Rio Tinto outlined its plans earlier on Tuesday to improve its heritage management practices, 10 months after it destroyed 46,000-year-old rock shelters at Juukan Gorge in Western Australia against the wishes of traditional owners, causing public outcry.
Rio said it would form an indigenous advisory group to help it better understand issues affecting indigenous Australians, identify gaps in the company’s current protocols and provide a clear pathway to best practice and re-establish trust over time.
Tony Bevan, a director at Wintawari Guruma Aboriginal Corporation (WGAC), one of nine Aboriginal Corporations that have agreements with Rio, said in a statement that the miner had not provided any details on the plans, which “came across as another big company marketing document”.
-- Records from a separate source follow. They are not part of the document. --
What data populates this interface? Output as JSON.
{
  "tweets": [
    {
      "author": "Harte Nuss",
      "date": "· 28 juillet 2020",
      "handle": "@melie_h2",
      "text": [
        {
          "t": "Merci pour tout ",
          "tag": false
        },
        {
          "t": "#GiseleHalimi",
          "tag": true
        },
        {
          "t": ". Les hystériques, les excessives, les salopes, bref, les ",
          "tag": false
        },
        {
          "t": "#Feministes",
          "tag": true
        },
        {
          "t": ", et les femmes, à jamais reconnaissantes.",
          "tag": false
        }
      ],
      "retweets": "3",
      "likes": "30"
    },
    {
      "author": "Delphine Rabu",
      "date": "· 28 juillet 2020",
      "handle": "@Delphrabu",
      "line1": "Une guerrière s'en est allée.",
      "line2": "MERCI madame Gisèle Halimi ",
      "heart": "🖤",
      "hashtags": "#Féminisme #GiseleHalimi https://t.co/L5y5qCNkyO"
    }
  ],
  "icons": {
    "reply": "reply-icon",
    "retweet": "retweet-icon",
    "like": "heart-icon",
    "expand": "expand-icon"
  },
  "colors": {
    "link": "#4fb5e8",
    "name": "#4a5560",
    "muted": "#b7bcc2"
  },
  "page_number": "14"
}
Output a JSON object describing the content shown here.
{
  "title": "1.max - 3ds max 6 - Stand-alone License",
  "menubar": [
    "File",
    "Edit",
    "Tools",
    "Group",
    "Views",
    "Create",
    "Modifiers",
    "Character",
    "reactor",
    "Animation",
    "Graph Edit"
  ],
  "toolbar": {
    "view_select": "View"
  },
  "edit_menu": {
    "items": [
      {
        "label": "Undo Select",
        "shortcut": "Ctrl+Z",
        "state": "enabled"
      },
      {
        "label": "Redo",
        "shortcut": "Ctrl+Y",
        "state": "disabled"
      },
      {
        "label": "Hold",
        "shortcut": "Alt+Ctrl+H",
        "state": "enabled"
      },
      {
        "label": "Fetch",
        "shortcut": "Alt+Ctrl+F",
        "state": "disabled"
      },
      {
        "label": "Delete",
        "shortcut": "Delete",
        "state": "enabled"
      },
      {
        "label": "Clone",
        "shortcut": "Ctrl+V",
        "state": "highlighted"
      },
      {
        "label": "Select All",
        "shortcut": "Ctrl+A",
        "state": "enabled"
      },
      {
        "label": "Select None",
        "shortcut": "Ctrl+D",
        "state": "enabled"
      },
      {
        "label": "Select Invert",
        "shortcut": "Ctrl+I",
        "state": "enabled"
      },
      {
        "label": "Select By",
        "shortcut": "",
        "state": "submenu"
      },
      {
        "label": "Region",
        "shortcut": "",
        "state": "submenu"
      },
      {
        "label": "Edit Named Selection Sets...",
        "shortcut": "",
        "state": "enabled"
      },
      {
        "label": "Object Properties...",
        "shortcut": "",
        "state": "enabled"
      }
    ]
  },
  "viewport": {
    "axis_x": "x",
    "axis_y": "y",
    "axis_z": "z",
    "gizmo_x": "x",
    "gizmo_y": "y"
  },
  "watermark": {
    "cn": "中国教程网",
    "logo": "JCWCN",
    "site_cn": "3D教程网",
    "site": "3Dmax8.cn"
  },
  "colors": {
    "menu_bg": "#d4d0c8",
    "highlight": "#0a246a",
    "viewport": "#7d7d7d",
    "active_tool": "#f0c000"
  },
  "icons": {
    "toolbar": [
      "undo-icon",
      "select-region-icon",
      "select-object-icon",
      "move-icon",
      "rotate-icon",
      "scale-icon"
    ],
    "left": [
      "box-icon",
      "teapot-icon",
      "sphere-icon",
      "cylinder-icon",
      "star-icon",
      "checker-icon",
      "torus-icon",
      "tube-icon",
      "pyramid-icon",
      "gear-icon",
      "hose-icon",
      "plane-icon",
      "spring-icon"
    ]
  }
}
“WGAC is yet to see any evidence of a strengthened and improved approach to cultural heritage management. We have no visibility on the significantly strengthened internal practices, policies and governance that is referred to,” Bevan said in the statement.
WGAC was concerned that the establishment of an advisory group could lead to standardised approaches that would not suit the needs of groups in the Pilbara like WGAC, he said.
The WGAC released a scorecard earlier this month that included metrics it wants miners to meet, including some around frequency and quality of communication.
Rio CEO Jakob Stausholm told an investor call the company was committed to regaining trust and that Rio would make additional disclosures on its progress around heritage management.
Planned disclosures included measuring progress against the company's commitments, including better communication with traditional owners. This included identifying how traditional owners’ views would shape Rio’s commitments, and their feedback on how Rio was performing, as well as increasing governance oversight.
Last year’s destruction of the Juukan Gorge rock shelters in Western Australia for an iron ore mine sparked a public and investor uproar, leading to the exit of top executives and a pledge by the company to overhaul its approach.
Representatives from eight other Aboriginal Corporations did not have an immediate comment or did not reply to requests for comment about Rio’s plans.
“Rio is at the start of a very long process of rebuilding trust,” said CEO Debby Blakey of Australian superannuation fund Hesta, which led a coalition of more than 20 Australian and international investor groups pushing for action.
“It will require long-term commitment to deep-seated cultural change and strong frameworks and processes in place to support genuine, open and ongoing partnership with Indigenous communities.”
Rio has also agreed to advocate for industry-wide improvements, said the Australian Council of Superannuation Investors (ASCI).
“Investors will continue to engage with Rio Tinto, and other companies with cultural heritage exposures, to understand how they are managing these risks and measuring against commitments,” ACSI CEO Louise Davidson said.
The miner said it would begin with interim reporting of these disclosures in the third quarter of 2021 and annually thereafter, along with periodic disclosure as appropriate.